Garrison information
- Garrison: III MEF, 3d MarDiv, and 3d MEB.

= Camp Courtney =

U.S. Marine Base located in Uruma, Okinawa Prefecture, Japan

Camp Courtney (キャンプ・コートニー, Kyampu Kōtonī) is a U.S. Marine Base located in Uruma City, Okinawa Prefecture, Japan. It is part of the larger Marine Corps Base Camp Smedley D. Butler and home to the III Marine Expeditionary Force, 3rd Marine Division, and 3d MEB Headquarters.
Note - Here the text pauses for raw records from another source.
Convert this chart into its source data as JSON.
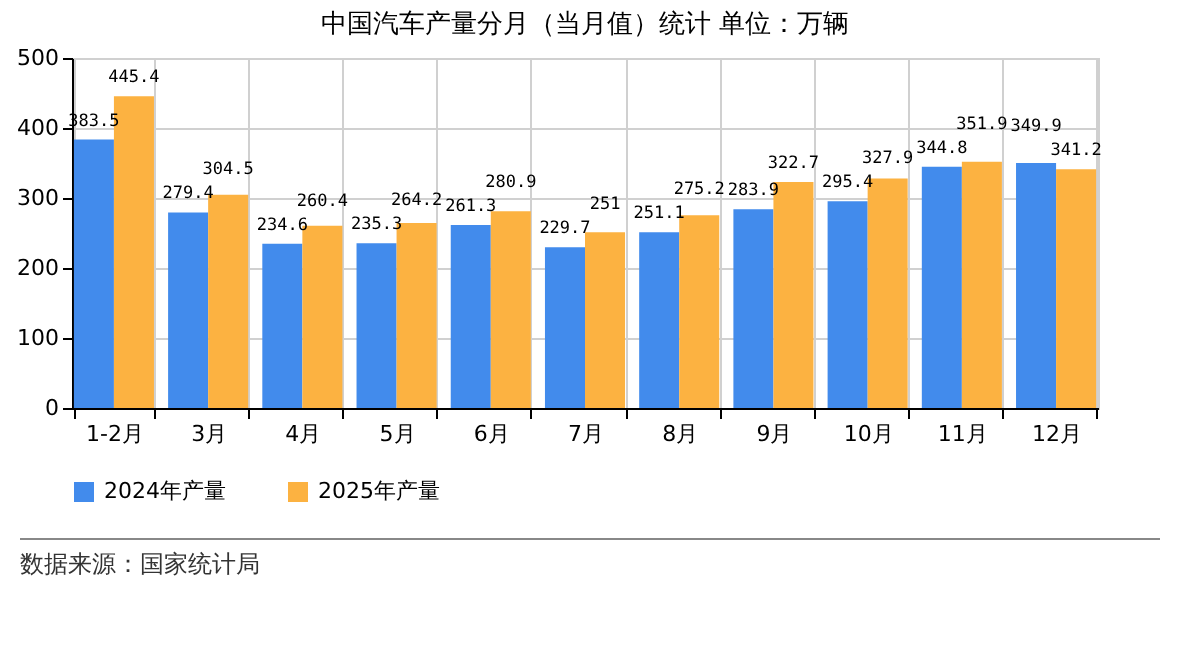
{
  "chart_data": {
    "type": "bar",
    "title": "中国汽车产量分月（当月值）统计 单位：万辆",
    "categories": [
      "1-2月",
      "3月",
      "4月",
      "5月",
      "6月",
      "7月",
      "8月",
      "9月",
      "10月",
      "11月",
      "12月"
    ],
    "series": [
      {
        "name": "2024年产量",
        "color": "#428bec",
        "values": [
          383.5,
          279.4,
          234.6,
          235.3,
          261.3,
          229.7,
          251.1,
          283.9,
          295.4,
          344.8,
          349.9
        ]
      },
      {
        "name": "2025年产量",
        "color": "#fcb241",
        "values": [
          445.4,
          304.5,
          260.4,
          264.2,
          280.9,
          251,
          275.2,
          322.7,
          327.9,
          351.9,
          341.2
        ]
      }
    ],
    "ylim": [
      0,
      500
    ],
    "yticks": [
      0,
      100,
      200,
      300,
      400,
      500
    ],
    "grid": true,
    "legend": "bottom",
    "data_labels": true,
    "annotations": [
      "数据来源：国家统计局"
    ]
  }
}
It is named after Major Henry A. Courtney Jr., who was killed in action in the Battle of Okinawa and covers 1.339 mi2 in the Konbu, Tengan, and Uken districts of Uruma.

==History==
Camp Courtney was opened as a U.S. Marine Base in January 1956, when select units of the 3rd Marine Division were transferred there from Camp McGill in Yokosuka, Kanagawa, Japan. Initially the base was called by its original name, Camp Tengan. The first Marine units occupied Quonset huts, Nissen huts and Butler buildings. Most of the huts were "strong-backed", which means they had concrete or concrete block ends, with cables strung over them at intervals whose ends were anchored in the ground in concrete, and had wooden hurricane shutters over the windows. This was to protect the buildings during the frequent typhoons that visit the Ryukyu Islands. The original units at Camp Tengan were Headquarters Battalion, the Division Band and a truck battalion. Division Headquarters was mainly in a sprawling, one-story building just inside the main gate. Some other units, such as Division Legal Office, were in separate buildings. There was an Army anti-aircraft battery located adjacent to the camp. That unit used to conduct live-fire exercises once a month. For some new arrivals, the unannounced firing sometimes caused momentary consternation.

Camp Courtney houses many military families, has a movie theater, exchange, commissary, medical and dental clinics, post office, chapel and bank. Many Marines living on Camp McTureous are stationed on Camp Courtney.

The Michael Brown Okinawa assault incident occurred just outside the base on 2 November 2002.